Dalam pandangan mereka, tidak ada yang salah dengan praktik perekrutan tersebut. Mereka menganggap anak laki-laki yang baru berusia 10 tahun ataupun yang telah berusia belasan tahun sudah menjadi lelaki dewasa. ”Mereka bukan anak-anak. Mereka orang-orang sejati, yang harus membela bangsanya melawan Arab Saudi, agresi Amerika, dan membela keyakinannya,” kata salah satu pejabat, yang memilih menyembunyikan identitasnya.
Kamp musim panas
Berbeda dengan anak-anak di luar wilayah konflik, kamp musim panas yang didirikan kelompok Houthi digunakan untuk mendoktrin dan membalikkan dunia mereka. Kamp semacam itu banyak didirikan di sekolah atau tempat ibadah di wilayah yang dikuasai Houthi, seperti wilayah utara dan tengah Yaman, serta di ibu kota Yaman, Sanaa.
Bukti kelompok ini merekrut anak-anak untuk menjadi petempur di garis depan tergambar dari sebuah video yang diunggah petinggi Houthi, Mohammed al-Bukhaiti. Dia mengunggah rekaman video saat berkunjung ke sebuah kamp musim panas di Provinsi Dhamar. Dalam video ini, puluhan anak berseragam berdiri dalam formasi mirip militer dan menyatakan kesetiaan kepada pemimpin tertinggi gerakan itu, Abdul-Malek al-Houthi.
Mereka juga berteriak, ”Prajurit Tuhan. Kami datang”.
Dikutip dari laman NPR, Perserikatan Bangsa-Bangsa memperkirakan sebanyak 3.500 anak telah diindetifikasi sebagai petempur yang dididik oleh kelompok ini. Akan tetapi, seorang pejabat senior militer kelompok ini mengaku telah merekrut setidaknya 18.000 anak sebagai petempur di garis depan sejak konflik di Yaman meletus pada 2014.
Menurut juru bicara badan PBB yang mengurusi anak-anak, Unicef, James Elder, dikutip dari laman badan tersebut, sebanyak 10.000 anak di Yaman tewas sejak konflik terjadi. Sejumlah ahli PBB menghitung, sekitar 2.000 anak yang direkrut kelompok Houthi pada Januari 2020-Mei 2021 tewas dalam pertempuran. Menurut mereka, tidak hanya Houthi yang menggunakan petempur anak-anak, tetapi pasukan propemerintah juga melakukan tindakan yang sama, meski dalam tingkat lebih rendah.
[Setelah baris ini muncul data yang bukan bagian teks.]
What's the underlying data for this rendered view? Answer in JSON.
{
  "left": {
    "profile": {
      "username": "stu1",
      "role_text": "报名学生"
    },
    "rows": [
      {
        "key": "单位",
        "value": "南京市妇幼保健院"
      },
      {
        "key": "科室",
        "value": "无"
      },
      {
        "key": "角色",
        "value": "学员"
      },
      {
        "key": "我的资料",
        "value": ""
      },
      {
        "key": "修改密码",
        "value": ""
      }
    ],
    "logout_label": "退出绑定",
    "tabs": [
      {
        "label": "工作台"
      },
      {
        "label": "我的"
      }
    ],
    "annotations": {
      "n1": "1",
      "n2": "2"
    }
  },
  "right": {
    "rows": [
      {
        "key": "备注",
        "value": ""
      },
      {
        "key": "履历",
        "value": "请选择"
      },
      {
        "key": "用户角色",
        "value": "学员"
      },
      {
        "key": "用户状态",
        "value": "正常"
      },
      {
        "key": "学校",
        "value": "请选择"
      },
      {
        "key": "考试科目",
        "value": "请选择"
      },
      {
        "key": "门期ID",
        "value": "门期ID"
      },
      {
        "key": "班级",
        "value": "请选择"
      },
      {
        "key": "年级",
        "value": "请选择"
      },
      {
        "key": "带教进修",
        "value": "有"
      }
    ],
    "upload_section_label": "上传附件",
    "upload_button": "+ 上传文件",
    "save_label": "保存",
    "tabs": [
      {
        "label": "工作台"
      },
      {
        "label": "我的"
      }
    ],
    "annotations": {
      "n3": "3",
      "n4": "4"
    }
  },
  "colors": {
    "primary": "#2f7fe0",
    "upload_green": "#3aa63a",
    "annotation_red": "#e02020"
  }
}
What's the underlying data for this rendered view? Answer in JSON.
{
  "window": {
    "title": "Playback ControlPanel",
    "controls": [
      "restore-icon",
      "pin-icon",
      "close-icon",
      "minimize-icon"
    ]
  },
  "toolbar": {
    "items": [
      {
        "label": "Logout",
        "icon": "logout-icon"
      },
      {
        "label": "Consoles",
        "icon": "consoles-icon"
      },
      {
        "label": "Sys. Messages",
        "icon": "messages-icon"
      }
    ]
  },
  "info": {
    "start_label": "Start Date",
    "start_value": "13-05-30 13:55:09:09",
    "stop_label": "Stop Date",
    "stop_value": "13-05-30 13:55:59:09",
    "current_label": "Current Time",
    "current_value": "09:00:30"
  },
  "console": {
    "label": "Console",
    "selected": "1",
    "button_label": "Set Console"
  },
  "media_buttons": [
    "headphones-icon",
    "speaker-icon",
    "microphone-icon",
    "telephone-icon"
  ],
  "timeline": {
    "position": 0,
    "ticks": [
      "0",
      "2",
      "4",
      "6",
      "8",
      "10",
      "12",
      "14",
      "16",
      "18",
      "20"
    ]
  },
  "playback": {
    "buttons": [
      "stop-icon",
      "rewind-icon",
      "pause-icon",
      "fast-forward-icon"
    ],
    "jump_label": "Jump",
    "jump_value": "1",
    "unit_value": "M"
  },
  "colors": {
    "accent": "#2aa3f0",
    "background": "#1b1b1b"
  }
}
Empat pekerja kemanusiaan dari tiga organisasi internasional yang beroperasi di wilayah kekuasaan Houthi mengatakan, selama beberapa pekan terakhir kelompok tersebut sangat agresif merekrut anak-anak. Hal itu dilakukan karena mereka kehilangan banyak anggota, terutama setelah hampir dua tahun bertempur memperebutkan kota penting, Marib.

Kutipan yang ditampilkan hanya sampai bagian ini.